Please send him a paragraph.
On Mon, 2003-06-23 at 09:43, Grover, Andrew wrote:
> > From: Andrew Morton [mailto:[email protected]]
> > > ACPI: make it so acpismp=force works (reported by Andrew Morton)
>
> > But prior to 2.5.72, CPU enumeration worked fine without
> > acpismp=force.
> > Now it is required. How come?
>
> (I'm taking the liberty to update the subject, which I accidentally left
> blank)
>
> Because 2.4 has that behavior. One objection that people raised to
> applying the 2.4 ACPI patch was that it changed that behavior. So I made
> an effort to keep it there.
in 2.4 it is absolutely not mantadory; it's default actually if the cpu
advertises the "ht" flag.....
On Mon, 23 Jun 2003, Arjan van de Ven wrote:
> On Mon, 2003-06-23 at 09:43, Grover, Andrew wrote:
> > > From: Andrew Morton [mailto:[email protected]]
> > > > ACPI: make it so acpismp=force works (reported by Andrew Morton)
> >
> > > But prior to 2.5.72, CPU enumeration worked fine without
> > > acpismp=force.
> > > Now it is required. How come?
> >
> > (I'm taking the liberty to update the subject, which I accidentally left
> > blank)
> >
> > Because 2.4 has that behavior. One objection that people raised to
> > applying the 2.4 ACPI patch was that it changed that behavior. So I made
> > an effort to keep it there.
>
> in 2.4 it is absolutely not mantadory; it's default actually if the cpu
> advertises the "ht" flag.....
Right, enabling HT hasn't relied on "acpismp=force" since 2.4.18.
Requiring "acpismp=force" now in 2.4 or 2.5 is just a step backwards.
But when we changed to HT by default, I added bootparam "noht" to
disable it if it was found troublesome. Last time I checked, "noht"
was ineffectual on 2.5, and perhaps now it's ineffectual on 2.4.22-pre?

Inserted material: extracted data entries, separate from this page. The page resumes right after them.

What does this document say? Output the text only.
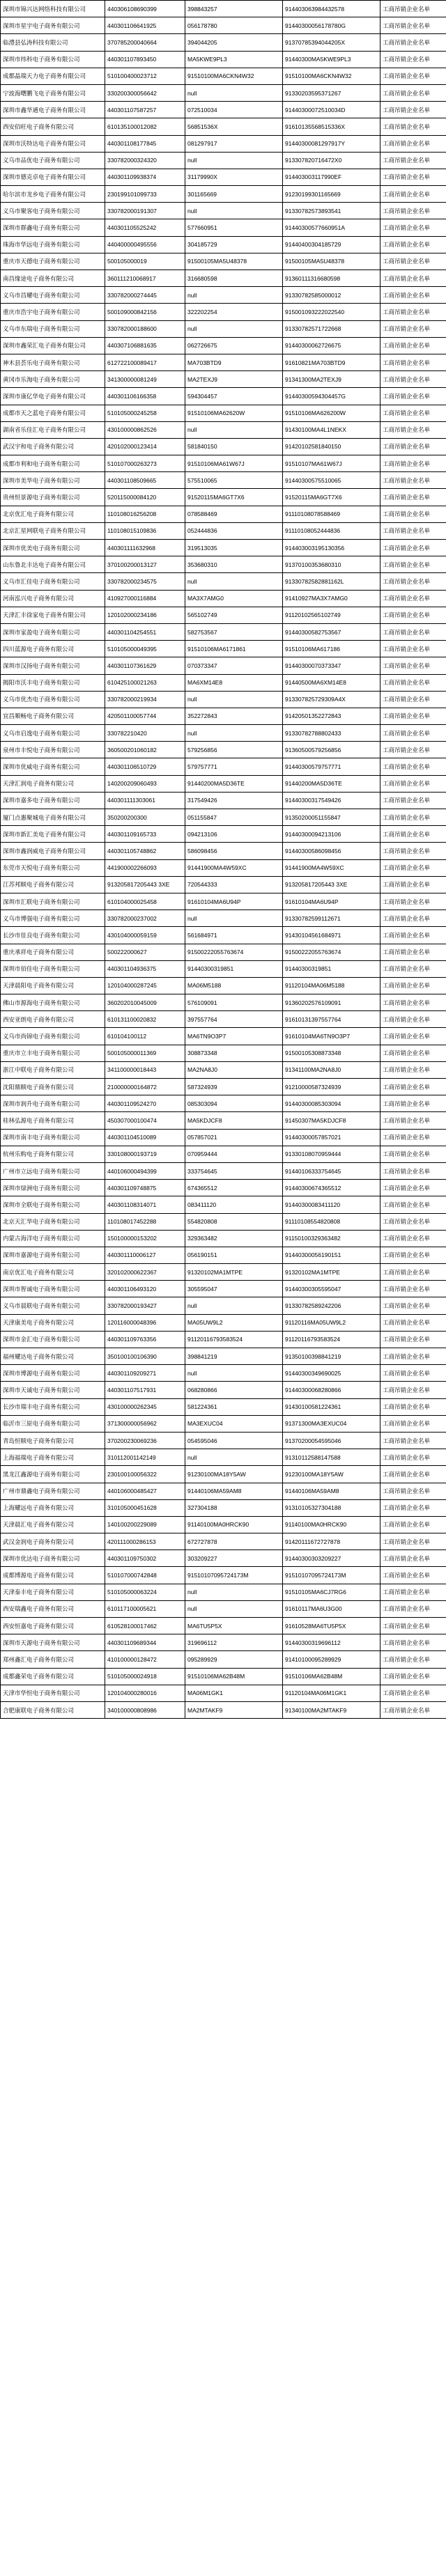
深圳市锦兴达网络科技有限公司	440306108690399	398843257	914403063984432578	工商吊销企业名单
深圳市星宇电子商务有限公司	440301106641925	056178780	91440300056178780G	工商吊销企业名单
临澧县弘涛科技有限公司	370785200040664	394044205	91370785394044205X	工商吊销企业名单
深圳市纬科电子商务有限公司	440301107893450	MA5KWE9PL3	91440300MA5KWE9PL3	工商吊销企业名单
成都晶瑞天力电子商务有限公司	510100400023712	91510100MA6CKN4W32	91510100MA6CKN4W32	工商吊销企业名单
宁波海曙鹏飞电子商务有限公司	330200300056642	null	91330203595371267	工商吊销企业名单
深圳市鑫华通电子商务有限公司	440301107587257	072510034	91440300072510034D	工商吊销企业名单
西安佰旺电子商务有限公司	610135100012082	56851536X	91610135568515336X	工商吊销企业名单
深圳市沃特达电子商务有限公司	440301108177845	081297917	91440300081297917Y	工商吊销企业名单
义乌市品优电子商务有限公司	330782000324320	null	913307820716472X0	工商吊销企业名单
深圳市德克卓电子商务有限公司	440301109938374	31179990X	914403003117990EF	工商吊销企业名单
哈尔滨市龙乡电子商务有限公司	230199101099733	301165669	91230199301165669	工商吊销企业名单
义乌市聚客电子商务有限公司	330782000191307	null	91330782573893541	工商吊销企业名单
深圳市群鑫电子商务有限公司	440301105525242	577660951	91440300577660951A	工商吊销企业名单
珠海市华远电子商务有限公司	440400000495556	304185729	91440400304185729	工商吊销企业名单
重庆市天德电子商务有限公司	500105000019	91500105MA5U48378	91500105MA5U48378	工商吊销企业名单
南昌缘途电子商务有限公司	360111210068917	316680598	91360111316680598	工商吊销企业名单
义乌市昌耀电子商务有限公司	330782000274445	null	91330782585000012	工商吊销企业名单
重庆市浩宇电子商务有限公司	500109000842156	322202254	915001093222022540	工商吊销企业名单
义乌市东瑞电子商务有限公司	330782000188600	null	91330782571722668	工商吊销企业名单
深圳市鑫荣汇电子商务有限公司	440307106881635	062726675	91440300062726675	工商吊销企业名单
神木县荟乐电子商务有限公司	612722100089417	MA703BTD9	91610821MA703BTD9	工商吊销企业名单
黄冈市乐淘电子商务有限公司	341300000081249	MA2TEXJ9	91341300MA2TEXJ9	工商吊销企业名单
深圳市康亿华电子商务有限公司	440301106166358	594304457	91440300594304457G	工商吊销企业名单
成都市天之蓝电子商务有限公司	510105000245258	91510106MA62620W	91510106MA626200W	工商吊销企业名单
湖南省乐佳汇电子商务有限公司	430100000862526	null	91430100MA4L1NEKX	工商吊销企业名单
武汉宇和电子商务有限公司	420102000123414	581840150	91420102581840150	工商吊销企业名单
成都市利和电子商务有限公司	510107000263273	91510106MA61W67J	91510107MA61W67J	工商吊销企业名单
深圳市美华电子商务有限公司	440301108509665	575510065	91440300575510065	工商吊销企业名单
贵州恒景源电子商务有限公司	520115000084120	91520115MA6GT7X6	91520115MA6GT7X6	工商吊销企业名单
北京优汇电子商务有限公司	110108016256208	078588469	91110108078588469	工商吊销企业名单
北京汇星网联电子商务有限公司	110108015109836	052444836	91110108052444836	工商吊销企业名单
深圳市优美电子商务有限公司	440301111632968	319513035	914403003195130356	工商吊销企业名单
山东鲁北丰达电子商务有限公司	370100200013127	353680310	91370100353680310	工商吊销企业名单
义乌市汇佳电子商务有限公司	330782000234575	null	91330782582881162L	工商吊销企业名单
河南泓兴电子商务有限公司	410927000116884	MA3X7AMG0	91410927MA3X7AMG0	工商吊销企业名单
天津汇丰徐家电子商务有限公司	120102000234186	565102749	91120102565102749	工商吊销企业名单
深圳市家盈电子商务有限公司	440301104254551	582753567	91440300582753567	工商吊销企业名单
四川蓝源电子商务有限公司	510105000049395	91510106MA6171861	91510106MA617186	工商吊销企业名单
深圳市汉扬电子商务有限公司	440301107361629	070373347	91440300070373347	工商吊销企业名单
揭阳市沃丰电子商务有限公司	610425100021263	MA6XM14E8	91440500MA6XM14E8	工商吊销企业名单
义乌市优杰电子商务有限公司	330782000219934	null	913307825729309A4X	工商吊销企业名单
宜昌顺畅电子商务有限公司	420501100057744	352272843	91420501352272843	工商吊销企业名单
义乌市启逸电子商务有限公司	330782210420	null	91330782788802433	工商吊销企业名单
泉州市丰悦电子商务有限公司	360500201060182	579256856	91360500579256856	工商吊销企业名单
深圳市优威电子商务有限公司	440301106510729	579757771	91440300579757771	工商吊销企业名单
天津汇润电子商务有限公司	140200209060493	91440200MA5D36TE	91440200MA5D36TE	工商吊销企业名单
深圳市嘉多电子商务有限公司	440301111303061	317549426	91440300317549426	工商吊销企业名单
厦门点惠聚城电子商务有限公司	350200200300	051155847	91350200051155847	工商吊销企业名单
深圳市新汇美电子商务有限公司	440301109165733	094213106	91440300094213106	工商吊销企业名单
深圳市鑫润威电子商务有限公司	440301105748862	586098456	91440300586098456	工商吊销企业名单
东莞市天悦电子商务有限公司	441900002266093	91441900MA4W59XC	91441900MA4W59XC	工商吊销企业名单
江苏邦顺电子商务有限公司	913205817205443 3XE	720544333	913205817205443 3XE	工商吊销企业名单
深圳市汇联电子商务有限公司	610104000025458	91610104MA6U94P	91610104MA6U94P	工商吊销企业名单
义乌市博强电子商务有限公司	330782000237002	null	91330782599112671	工商吊销企业名单
长沙市佳良电子商务有限公司	430104000059159	561684971	91430104561684971	工商吊销企业名单
重庆承祥电子商务有限公司	500222000627	91500222055763674	91500222055763674	工商吊销企业名单
深圳市佰佳电子商务有限公司	440301104936375	91440300319851	91440300319851	工商吊销企业名单
天津晨阳电子商务有限公司	120104000287245	MA06M5188	91120104MA06M5188	工商吊销企业名单
佛山市源海电子商务有限公司	360202010045009	576109091	91360202576109091	工商吊销企业名单
西安亚朗电子商务有限公司	610131100020832	397557764	91610131397557764	工商吊销企业名单
义乌市尚锦电子商务有限公司	610104100112	MA6TN9O3P7	91610104MA6TN9O3P7	工商吊销企业名单
重庆市立丰电子商务有限公司	500105000011369	308873348	91500105308873348	工商吊销企业名单
浙江中联电子商务有限公司	341100000018443	MA2NA8J0	91341100MA2NA8J0	工商吊销企业名单
沈阳鼎顺电子商务有限公司	210000000164872	587324939	91210000587324939	工商吊销企业名单
深圳市润升电子商务有限公司	440301109524270	085303094	91440300085303094	工商吊销企业名单
桂林弘源电子商务有限公司	450307000100474	MA5KDJCF8	91450307MA5KDJCF8	工商吊销企业名单
深圳市南丰电子商务有限公司	440301104510089	057857021	91440300057857021	工商吊销企业名单
杭州乐购电子商务有限公司	330108000193719	070959444	91330108070959444	工商吊销企业名单
广州市立远电子商务有限公司	440106000494399	333754645	91440106333754645	工商吊销企业名单
深圳市绿洲电子商务有限公司	440301109748875	674365512	91440300674365512	工商吊销企业名单
深圳市全联电子商务有限公司	440301108314071	083411120	91440300083411120	工商吊销企业名单
北京天汇华电子商务有限公司	110108017452288	554820808	91110108554820808	工商吊销企业名单
内蒙古海洋电子商务有限公司	150100000153202	329363482	91150100329363482	工商吊销企业名单
深圳市嘉源电子商务有限公司	440301110006127	056190151	91440300056190151	工商吊销企业名单
南京优汇电子商务有限公司	320102000622367	91320102MA1MTPE	91320102MA1MTPE	工商吊销企业名单
深圳市智诚电子商务有限公司	440301106493120	305595047	91440300305595047	工商吊销企业名单
义乌市晨联电子商务有限公司	330782000193427	null	91330782589242206	工商吊销企业名单
天津康美电子商务有限公司	120116000048396	MA05UW9L2	91120116MA05UW9L2	工商吊销企业名单
深圳市金汇电子商务有限公司	440301109763356	91120116793583524	91120116793583524	工商吊销企业名单
福州耀达电子商务有限公司	350100100106390	398841219	91350100398841219	工商吊销企业名单
深圳市博源电子商务有限公司	440301109209271	null	91440300349690025	工商吊销企业名单
深圳市天诚电子商务有限公司	440301107517931	068280866	91440300068280866	工商吊销企业名单
长沙市瑞丰电子商务有限公司	430100000262345	581224361	91430100581224361	工商吊销企业名单
临沂市三原电子商务有限公司	371300000056962	MA3EXUC04	91371300MA3EXUC04	工商吊销企业名单
青岛恒顺电子商务有限公司	370200230069236	054595046	91370200054595046	工商吊销企业名单
上海福瑞电子商务有限公司	310112001142149	null	91310112588147588	工商吊销企业名单
黑龙江鑫源电子商务有限公司	230100100056322	91230100MA18Y5AW	91230100MA18Y5AW	工商吊销企业名单
广州市鼎鑫电子商务有限公司	440106000485427	91440106MA59AM8	91440106MA59AM8	工商吊销企业名单
上海耀远电子商务有限公司	310105000451628	327304188	91310105327304188	工商吊销企业名单
天津晨汇电子商务有限公司	140100200229089	91140100MA0HRCK90	91140100MA0HRCK90	工商吊销企业名单
武汉金润电子商务有限公司	420111000286153	672727878	91420111672727878	工商吊销企业名单
深圳市优达电子商务有限公司	440301109750302	303209227	91440300303209227	工商吊销企业名单
成都博源电子商务有限公司	510107000742848	91510107095724173M	91510107095724173M	工商吊销企业名单
天津泰丰电子商务有限公司	510105000063224	null	91510105MA6CJ7RG6	工商吊销企业名单
西安瑞鑫电子商务有限公司	610117100005621	null	91610117MA6U3G00	工商吊销企业名单
西安恒嘉电子商务有限公司	610528100017462	MA6TU5P5X	91610528MA6TU5P5X	工商吊销企业名单
深圳市天源电子商务有限公司	440301109689344	319696112	91440300319696112	工商吊销企业名单
郑州鑫汇电子商务有限公司	410100000128472	095289929	91410100095289929	工商吊销企业名单
成都鑫荣电子商务有限公司	510105000024918	91510106MA62B48M	91510106MA62B48M	工商吊销企业名单
天津市华恒电子商务有限公司	120104000280016	MA06M1GK1	91120104MA06M1GK1	工商吊销企业名单
合肥康联电子商务有限公司	340100000808986	MA2MTAKF9	91340100MA2MTAKF9	工商吊销企业名单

(If I remember right, in 2.5 it did have one effect, determining whether
the "ht" flag is shown in /proc/cpuinfo: but it was intended to be more
useful than that.)
Certainly reliance on "acpismp=force" should be removed if it's crept
back in. But what should we do about "noht"? Wave a fond goodbye,
and remove it's associated code and Documentation from 2.4 and 2.5
trees, rely on changing the BIOS setting instead? Or bring it back
into action?
Hugh
On Mon, Jun 23, 2003 at 12:46:38PM +0100, Hugh Dickins wrote:
> Certainly reliance on "acpismp=force" should be removed if it's crept
> back in. But what should we do about "noht"? Wave a fond goodbye,
> and remove it's associated code and Documentation from 2.4 and 2.5
> trees, rely on changing the BIOS setting instead? Or bring it back
> into action?
for 2.4 it's no problem to honor it really code wise; and it's
useful for machines where you can't disable HT in the bios but where
your particular workload doesn't positively benefit from HT.